- Genre: Comedy
- Starring: Stewart Lee Richard Herring
- Country of origin: United Kingdom
- Original language: English
- No. of series: 2
- No. of episodes: 12

Production
- Running time: 30 minutes

Original release
- Network: BBC2
- Release: 11 April 1995 – 22 March 1996

= Fist of Fun =

British comedy radio and TV series

Fist of Fun is a British comedy show, initially a BBC Radio 1 series in 1993 and then a BBC2 television series in 1995. It was written by and starred the comedians Stewart Lee and Richard Herring. Each episode of Fist of Fun consisted of disparate sketches, stand-up comedy segments, dialogues, and situations.

It was broadcast at 9:00 p.m. on Tuesday nights. The second series was aired on Friday nights.

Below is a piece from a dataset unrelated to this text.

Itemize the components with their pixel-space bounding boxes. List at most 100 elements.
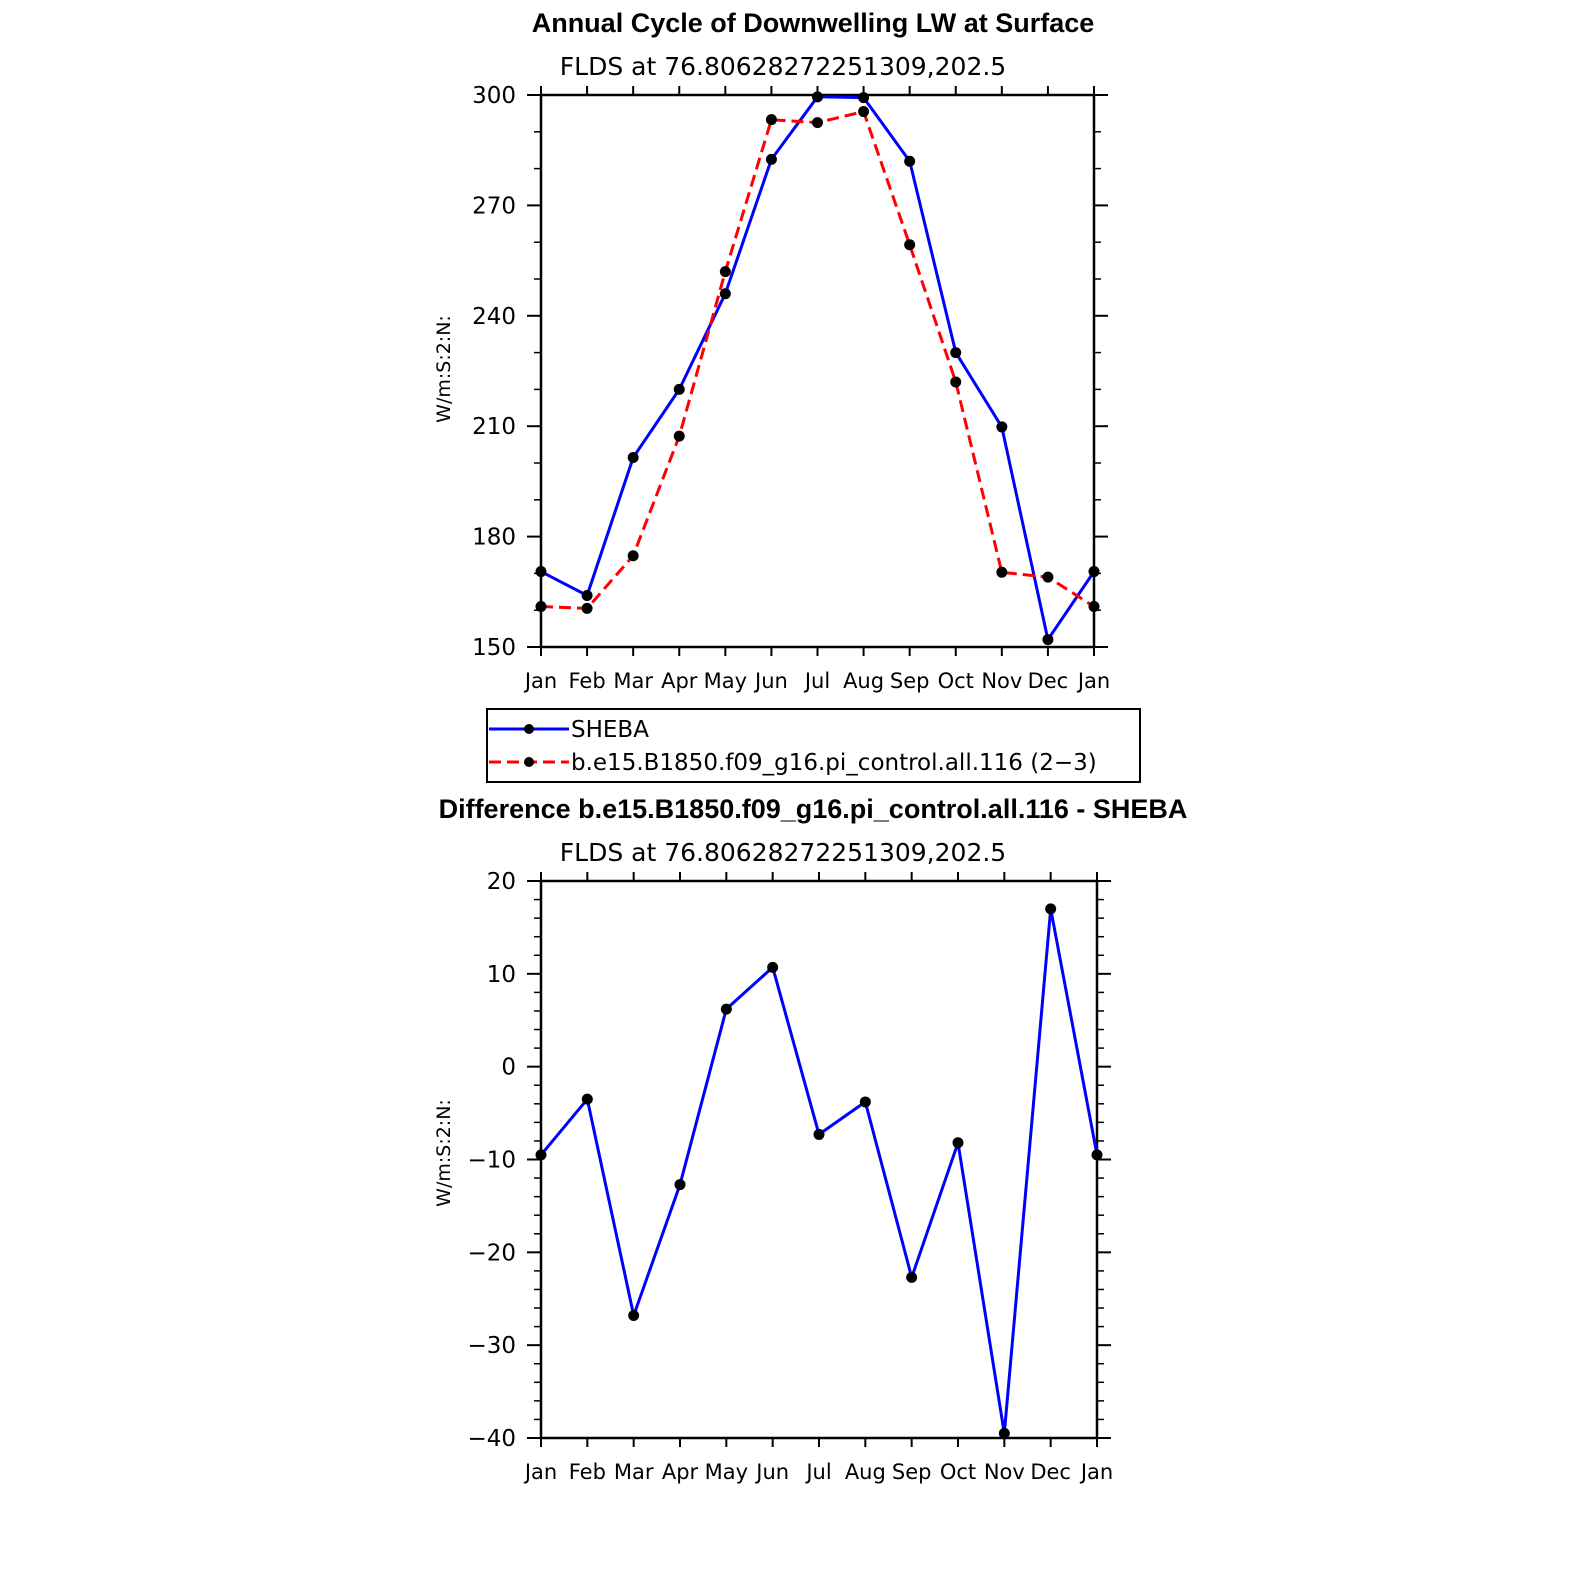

The show was not given a third series but Lee and Herring went on to create This Morning with Richard Not Judy, for BBC2.

Other comedians who appeared in the series went on to fame themselves, including Kevin Eldon, Peter Baynham, Ronni Ancona, Alistair McGowan, Al Murray, Ant & Dec, John Thomson, Rebecca Front, Mel Giedroyc, Sue Perkins, Ben Moor and Sally Phillips.

==Major characters==
- Simon Quinlank, a self-proclaimed "Hobby Lion" and "King of All Hobbies" and "Duke of Hobby", played by Kevin Eldon. In each episode, he presents a slot (filmed on camcorder by an unseen assistant) related to his latest invented hobby. He is known for his maniacal laughter, frequent cries of "Answer me!" and loathing for never-seen rival Neil Petark. He also has a fondness for "weak lemon drink". The character reappeared in Lee and Herring's later show This Morning with Richard Not Judy.
- "Rod Hull", a recurring character who claims to be the genuine Rod Hull but is in fact an obvious fraud. He has an obsession with jelly (possibly the reason for his attempted imitation is a belief that the real Rod Hull would receive gifts of jelly), and has a false arm. He persistently claims that the false arm is real despite the fact that he has an actual real arm tucked inside his shirt. This climaxed with the impostor confronted by the real Rod Hull, making a guest appearance. This entire sketch appears to have been based on a real life incident where Kiss drummer Peter Criss confronted his own impostor on the Phil Donahue show. Also played by Kevin Eldon.
- Peter, a 31-year-old Welsh virgin from Balham who provides lifestyle tips from his unique perspective, usually cheap (and revolting) alternatives to well known recipes. Played (and written) by Peter Baynham.

==DVD release==
The series was never released by the BBC on either VHS or DVD but in May 2011 Stewart Lee announced that the rights to the show had been purchased by independent distributor Go Faster Stripe with an eye to release. The first series was released in early December 2011 and the second series in November 2012 albeit with slight edits made for editorial reasons at the request of the BBC. This included material regarding Princess Diana and Morris Mitchener, whose parents attempted to sue the West Yorkshire playhouse after a production of Peter Pan scared the infant Mitchener.